El Romanticismo sentía morbo por la muerte, esto es así. Pero no se trata de un morbo vulgar y visceral, sino de una atracción que escapa a los sentidos y, especialmente, a la razón. El romántico se pregunta constantemente sobre el más allá y sobre el paradero de los que ya no están. También se pregunta, por supuesto, sobre el sentido de que la Parca se lleve a una mujer que apenas es una niña (algo muy habitual en una sociedad donde la mortalidad infantil era elevadísima). Es el ser humano ante el abismo de Dios.
2. El rol de ‘adorada’
Paralelamente al rol de virgen (aunque casi siempre van unidos) tenemos el rol de ‘adorada’, que conecta con el ideal trovadoresco del amor cortés medieval. Aquí, el hombre cae rendido ante los pies de la mujer, que representa toda la belleza y perfección del mundo.
La amada siempre es hermosa, puesto que, igual que en la Edad Media, se identifica belleza exterior con belleza de alma. Y no solo es hermosa, sino que está repleta de cualidades (entre ellas, de nuevo, la pureza) que la elevan por encima de las demás mujeres.
Un ejemplo claro es la Beatrice de Dante, recuperada en el Romanticismo, especialmente por los ya citados prerrafaelitas. Uno de sus líderes, Dante Gabriel Rossetti (1828-1882), pintó en numerosas ocasiones a Dante y su Beatriz, exacerbando el ideal que ella representaba. En una de sus más famosas representaciones, Beata Beatrix (1870), vemos a la dama envuelta en una niebla etérea que la desdibuja.
Beatriz está sumida en un éxtasis, con los ojos cerrados y las manos unidas en su regazo. Mientras, un pájaro de fuego le trae una amapola blanca, en alusión al opio (la modelo fue la esposa de Rossetti, que falleció por sobredosis de esta sustancia). La figura de Dante (que bien podría ser una representación del otro Dante, el marido) la mira desde la distancia, sin poder alcanzarla, de nuevo una representación de la sublimación femenina, celestial e inalcanzable.
3. El rol de ‘perdida’
El tercer rol importante que el Romanticismo tiene reservado a la mujer es el de ‘perdida’, que es, básicamente, la mujer que no encaja en todo lo anterior. Ante la donna angelicata que representa Beatrice (la mujer pura que trasciende y se convierte en casi un ángel) encontramos a la ramera, a la Eva, la mujer sexualizada y libre, que no sigue los roles impuestos y que se rebela contra ellos.
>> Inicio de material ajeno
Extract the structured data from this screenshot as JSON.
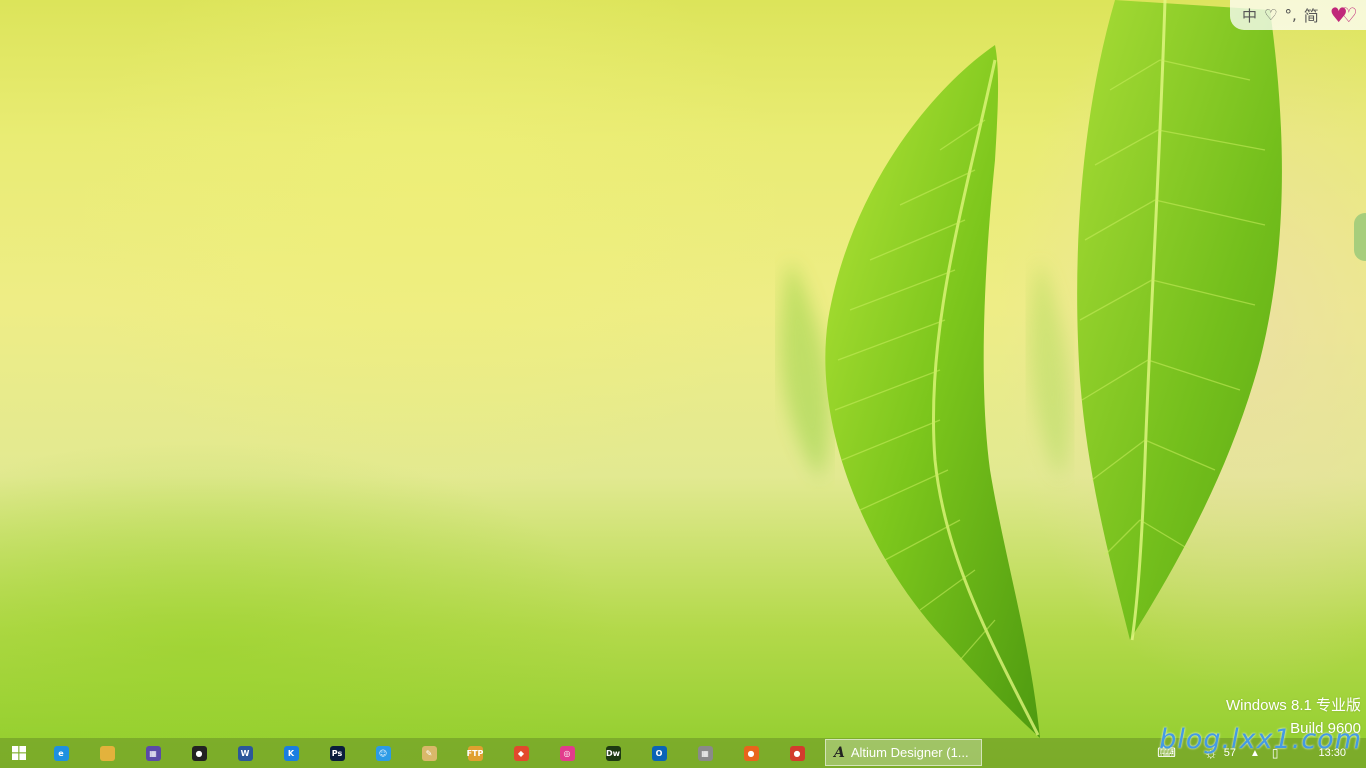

En el Romanticismo existe una tendencia a identificar a la mujer pálida y rubia, con atributos de niña, con la donna angelicata, y a la mujer morena y voluptuosa, con la femme fatale. Esta dicotomía persistirá durante mucho tiempo; por ejemplo, en las primeras películas de Hollywood, donde Mary Pickford interpretará el rol de la niña virgen y pura, y actrices como (la morena) Theda Bara, a la peligrosa vamp devoradora y destructora de hombres.
El matrimonio y la maternidad como ‘solución’
En otras palabras: si no se era niña-ángel se era ramera, no había otra posibilidad. La única manera de liberarse de esta dicotomía María-Eva era transitar por el camino intermedio: el matrimonio. Con este, la mujer perdía su virginidad, pero, al someterse al yugo del varón, y, sobre todo, tras la maternidad, recuperaba un estatus digno y respetado por la sociedad victoriana.
Para las otras, las ‘perdidas’, las rameras, las Evas, solo quedaba el ostracismo y el insulto. Ni siquiera la ciencia se libró de estos prejuicios: cuando la psiquiatría andaba todavía a gatas, las mujeres que se desviaban de su rol eran consideradas ‘locas’, o incluso ‘medio hombres’.
Camille Claudel (1864-1943), la famosa escultora, sufrió lo indecible por querer ser escultora, un oficio demasiado ‘masculino’, y luego se la internó en un manicomio por ‘loca’. Aurore Dupin (1804-1876), más conocida por su seudónimo, George Sand, era ridiculizada constantemente por sus aires ‘de marimacho’. Aunque a ella, por fortuna, poco le importaba: era rica y estaba separada, una de las pocas maneras mediante las que una mujer podía, en el Romanticismo, liberarse de los roles impuestos.